Um den demokratischen Schein zu wahren, wird gern der sogenannte Wählerwille bemüht. Aber niemand sagt uns, wer „der Wähler“ eigentlich sein soll. Der einfache Grund: Es gibt ihn gar nicht, „den Wähler“, der zielstrebig in die Kabine schreitet und erklärtermaßen mit seinem Kreuzchen bestimmen will, wer mit wem über welche Koalition verhandeln soll. „Der Wähler“ will, dass die von ihm gewählte Partei möglichst stark und einflussreich wird, aber er kommt nicht mit einem sorgfältig ausgetüftelten Stimmentableau daher.

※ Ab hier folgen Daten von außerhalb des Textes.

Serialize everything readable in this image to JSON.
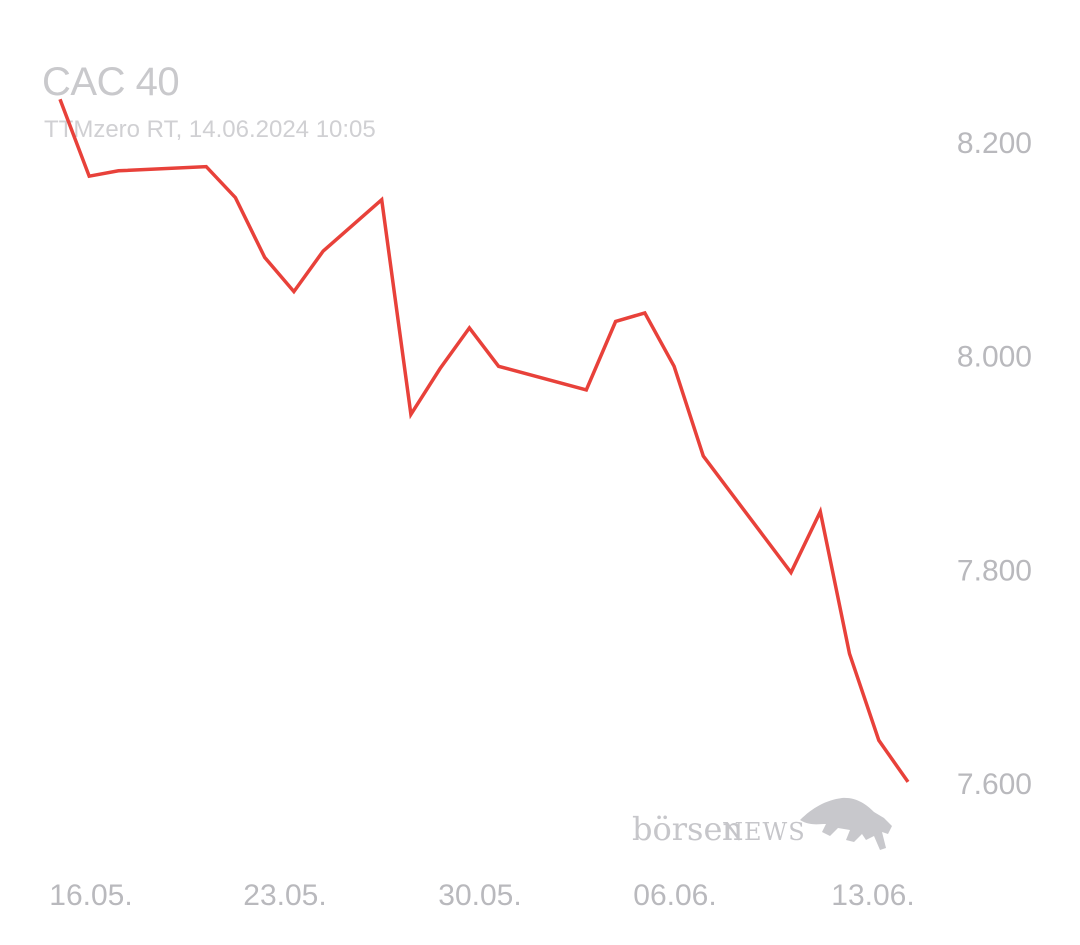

Er, „der Wähler“, hat sich nicht vorher ausgerechnet, dass dank seiner Stimme Frau Merkel die absolute Mehrheit fast, aber eben nur fast erreicht, dass Herr Gabriel sich zum zweitschlechtesten Ergebnis seiner Parteigeschichte hocharbeitet, dass Freidemokraten und Euro-Skeptiker knapp an der Fünfprozentklausel scheitern, während „Die Linke“ und Grüne trotz Stimmenminus die Oppositionsbänke unter sich aufteilen dürfen. Und dass am Ende Sieger und Verlierer sich „auf Augenhöhe“ darauf verständigen, die nächsten vier Jahre lang den sozialdemokratischen Schwanz mit dem bürgerlichen Unions-Hund wedeln zu lassen.

Das alles soll „der Wähler“ so gewollt haben? Nein danke, einen solchen „Wählerwillen“ gibt es nicht. Es gibt nur die Summe von exakt 43625042 Erst- und 43726856 Zweitstimmen. Sie ist weder vom einzelnen Wähler „gewollt“ noch vorausberechenbar; wer sich bei Schick­salsentscheidungen auf den fiktiven „Wählerwillen“ beruft, hat in Sachen Demokratie etwas falsch verstanden.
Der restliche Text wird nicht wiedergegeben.